Resealed Erythrocytes
The drug-loaded carrier erythrocytes are prepared by collecting blood samples from the organism of interest, separating erythrocytes from plasma, entrapping drug in the erythrocytes, and resealing the resultant cellular carriers. Hence, these carriers are called as resealed erythrocytes. The overall process is based on the response of these cells under osmotic conditions. Upon re injection, the drug-loaded erythrocytes serve as slow circulating depots and target the drugs to a reticulo endothelial system (RES)

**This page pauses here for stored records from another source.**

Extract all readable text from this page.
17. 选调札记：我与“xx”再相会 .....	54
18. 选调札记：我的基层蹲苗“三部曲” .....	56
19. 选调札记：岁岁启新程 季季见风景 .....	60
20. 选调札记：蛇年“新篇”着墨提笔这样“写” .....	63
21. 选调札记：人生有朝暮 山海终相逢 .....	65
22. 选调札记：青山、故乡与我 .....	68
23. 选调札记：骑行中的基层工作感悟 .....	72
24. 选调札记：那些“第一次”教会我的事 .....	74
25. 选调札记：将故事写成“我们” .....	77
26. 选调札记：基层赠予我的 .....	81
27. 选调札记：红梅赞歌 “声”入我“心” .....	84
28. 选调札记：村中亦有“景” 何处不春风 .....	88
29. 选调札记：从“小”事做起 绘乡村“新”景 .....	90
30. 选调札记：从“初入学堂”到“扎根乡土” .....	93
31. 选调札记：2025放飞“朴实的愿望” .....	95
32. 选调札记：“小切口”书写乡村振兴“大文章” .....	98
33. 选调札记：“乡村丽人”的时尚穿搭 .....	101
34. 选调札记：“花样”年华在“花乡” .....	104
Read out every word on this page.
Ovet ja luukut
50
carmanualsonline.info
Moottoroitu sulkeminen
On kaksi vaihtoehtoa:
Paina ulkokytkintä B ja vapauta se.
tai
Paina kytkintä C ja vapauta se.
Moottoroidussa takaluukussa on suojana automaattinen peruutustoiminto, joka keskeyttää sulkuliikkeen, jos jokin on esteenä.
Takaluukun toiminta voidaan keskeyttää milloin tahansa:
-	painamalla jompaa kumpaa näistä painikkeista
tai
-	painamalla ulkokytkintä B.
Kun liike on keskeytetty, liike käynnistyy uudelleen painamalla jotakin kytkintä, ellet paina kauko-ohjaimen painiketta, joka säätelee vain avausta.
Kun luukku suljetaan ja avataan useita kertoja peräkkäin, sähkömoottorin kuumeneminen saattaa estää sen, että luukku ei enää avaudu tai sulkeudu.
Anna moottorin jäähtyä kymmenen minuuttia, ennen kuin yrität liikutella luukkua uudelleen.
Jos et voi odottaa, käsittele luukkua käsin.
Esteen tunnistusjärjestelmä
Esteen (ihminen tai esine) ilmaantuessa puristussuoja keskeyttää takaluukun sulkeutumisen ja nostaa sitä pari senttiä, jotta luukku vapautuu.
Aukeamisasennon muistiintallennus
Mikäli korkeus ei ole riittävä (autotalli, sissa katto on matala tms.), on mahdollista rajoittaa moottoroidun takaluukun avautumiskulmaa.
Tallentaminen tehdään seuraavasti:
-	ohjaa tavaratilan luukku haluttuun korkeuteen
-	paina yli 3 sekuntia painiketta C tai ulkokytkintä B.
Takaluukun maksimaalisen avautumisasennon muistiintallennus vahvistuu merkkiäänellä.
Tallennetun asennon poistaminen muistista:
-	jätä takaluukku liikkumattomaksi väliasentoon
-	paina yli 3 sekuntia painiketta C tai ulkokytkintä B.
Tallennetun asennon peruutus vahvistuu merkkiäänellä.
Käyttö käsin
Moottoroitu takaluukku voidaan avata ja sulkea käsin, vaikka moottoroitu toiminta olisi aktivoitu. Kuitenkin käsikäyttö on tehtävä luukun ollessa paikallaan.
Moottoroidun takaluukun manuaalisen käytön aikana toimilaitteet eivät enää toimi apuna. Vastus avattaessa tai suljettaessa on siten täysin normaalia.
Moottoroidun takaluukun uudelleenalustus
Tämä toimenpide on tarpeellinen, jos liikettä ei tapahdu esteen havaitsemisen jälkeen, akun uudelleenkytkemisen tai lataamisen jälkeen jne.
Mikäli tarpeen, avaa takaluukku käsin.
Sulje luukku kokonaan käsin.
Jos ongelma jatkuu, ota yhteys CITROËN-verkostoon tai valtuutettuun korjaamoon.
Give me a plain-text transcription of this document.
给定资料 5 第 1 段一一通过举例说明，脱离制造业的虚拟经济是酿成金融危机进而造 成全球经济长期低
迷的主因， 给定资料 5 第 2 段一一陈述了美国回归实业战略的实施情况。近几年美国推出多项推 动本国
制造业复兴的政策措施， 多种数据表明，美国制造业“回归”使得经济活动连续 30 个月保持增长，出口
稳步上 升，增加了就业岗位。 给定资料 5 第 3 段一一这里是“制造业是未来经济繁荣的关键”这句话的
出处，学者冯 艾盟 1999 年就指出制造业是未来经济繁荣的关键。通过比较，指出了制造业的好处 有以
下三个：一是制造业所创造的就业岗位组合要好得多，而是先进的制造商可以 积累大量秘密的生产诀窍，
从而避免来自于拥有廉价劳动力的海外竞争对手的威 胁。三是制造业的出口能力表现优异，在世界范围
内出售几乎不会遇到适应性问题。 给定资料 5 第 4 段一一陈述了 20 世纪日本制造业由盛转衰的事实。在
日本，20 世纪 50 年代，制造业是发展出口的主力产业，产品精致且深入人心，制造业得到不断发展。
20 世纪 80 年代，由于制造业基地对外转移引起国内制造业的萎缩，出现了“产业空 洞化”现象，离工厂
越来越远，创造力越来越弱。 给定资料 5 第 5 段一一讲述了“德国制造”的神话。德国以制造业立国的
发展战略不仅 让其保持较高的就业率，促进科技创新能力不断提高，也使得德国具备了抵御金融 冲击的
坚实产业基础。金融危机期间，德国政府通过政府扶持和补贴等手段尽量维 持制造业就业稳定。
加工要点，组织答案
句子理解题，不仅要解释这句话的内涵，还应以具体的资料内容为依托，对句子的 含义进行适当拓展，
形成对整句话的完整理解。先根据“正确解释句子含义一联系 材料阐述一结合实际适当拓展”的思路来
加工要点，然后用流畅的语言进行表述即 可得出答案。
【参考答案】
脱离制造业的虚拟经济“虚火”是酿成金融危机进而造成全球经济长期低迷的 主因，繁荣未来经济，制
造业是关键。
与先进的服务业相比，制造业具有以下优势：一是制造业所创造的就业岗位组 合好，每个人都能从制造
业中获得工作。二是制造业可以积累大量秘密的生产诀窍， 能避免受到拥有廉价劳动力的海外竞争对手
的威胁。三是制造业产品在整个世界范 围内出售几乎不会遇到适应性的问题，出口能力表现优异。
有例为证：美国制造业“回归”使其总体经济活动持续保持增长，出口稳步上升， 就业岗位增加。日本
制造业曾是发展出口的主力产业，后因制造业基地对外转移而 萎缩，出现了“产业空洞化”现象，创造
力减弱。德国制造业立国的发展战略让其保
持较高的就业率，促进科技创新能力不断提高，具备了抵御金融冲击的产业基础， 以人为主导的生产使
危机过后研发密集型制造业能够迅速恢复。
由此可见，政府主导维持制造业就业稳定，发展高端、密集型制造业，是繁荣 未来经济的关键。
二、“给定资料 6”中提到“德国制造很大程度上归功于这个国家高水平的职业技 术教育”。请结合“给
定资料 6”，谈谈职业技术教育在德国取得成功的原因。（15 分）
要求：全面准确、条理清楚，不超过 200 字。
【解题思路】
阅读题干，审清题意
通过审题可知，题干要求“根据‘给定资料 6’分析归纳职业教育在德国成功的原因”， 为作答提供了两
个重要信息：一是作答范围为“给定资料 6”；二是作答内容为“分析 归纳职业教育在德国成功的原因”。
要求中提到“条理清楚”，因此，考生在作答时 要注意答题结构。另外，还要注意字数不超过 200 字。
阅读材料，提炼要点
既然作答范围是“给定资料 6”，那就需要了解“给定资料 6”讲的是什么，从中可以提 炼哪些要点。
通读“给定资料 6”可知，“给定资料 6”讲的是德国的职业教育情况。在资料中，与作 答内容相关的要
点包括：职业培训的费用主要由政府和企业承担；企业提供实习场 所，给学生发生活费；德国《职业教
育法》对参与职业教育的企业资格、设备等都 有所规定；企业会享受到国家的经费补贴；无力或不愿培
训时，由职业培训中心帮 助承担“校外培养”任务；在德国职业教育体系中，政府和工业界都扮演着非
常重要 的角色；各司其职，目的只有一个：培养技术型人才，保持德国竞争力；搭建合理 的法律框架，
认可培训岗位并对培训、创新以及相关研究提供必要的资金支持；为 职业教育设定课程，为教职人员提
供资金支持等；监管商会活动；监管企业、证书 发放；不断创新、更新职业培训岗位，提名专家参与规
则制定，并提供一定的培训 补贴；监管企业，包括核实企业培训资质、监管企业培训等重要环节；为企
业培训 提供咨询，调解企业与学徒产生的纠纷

METHODS OF DRUG LOADING IN ERYTHROCYTES:

1) Hypo- osmosis lysis method
In this process, the intracellular and extracellular solute of erythrocytes is exchange by osmotic lysis and resealing .The drug present will be encapsulated within the RBCs by this process.

 a) Hypotonic dilution
In this method, a volume of packed erythrocytes is diluted with 2–20 volumes of aqueous solution of a drug. The solution tonicity is then restored by adding a hypertonic buffer. The resultant mixture is then centrifuged, the supernatant is discarded, and the pellet is washed with isotonic buffer solution.

b) Hypotonic Dialysis method
This method was first reported by Klibansky in1959 and was used in 1977 by Deloach, Ihler and Dale for loading enzymes and lipids. In the process, an isotonic, buffered suspension of erythrocytes with a hematocrit value of 70–80 is prepared and placed in a conventional dialysis tube immersed in 10–20 volumes of a hypotonic buffer. The medium is agitated slowly for 2 h. The tonicity of the dialysis tube is restored by directly adding a calculated amount of a hypertonic buffer to the surrounding medium or by replacing the surrounding medium by isotonic buffer. The drug to be loaded can be added by either dissolving the drug in isotonic cell suspending buffer inside a dialysis bag at the beginning of the experiment or by adding the drug to a Dialysis.

c) Hypotonic Pre swelling method:
This method based on the principle of firsts welling the erythrocytes without lysis by placing them in slightly hypotonic solution. The swollen cells are recovered by centrifugation at low speed. Then, relatively small volumes of aqueous drug solution are added to the point of lysis. The slow swelling of cells results in good retention of the cytoplasmic constituents and hence good survival in vivo. This method is simpler and faster than other methods, causing minimum damage to cells. Drugs encapsulated in erythrocytes using this method include propranolol, asparginase, cyclopohphamide, methotrexate, insulin, metronidazole, levothyroxine, enalaprilat & isoniazid.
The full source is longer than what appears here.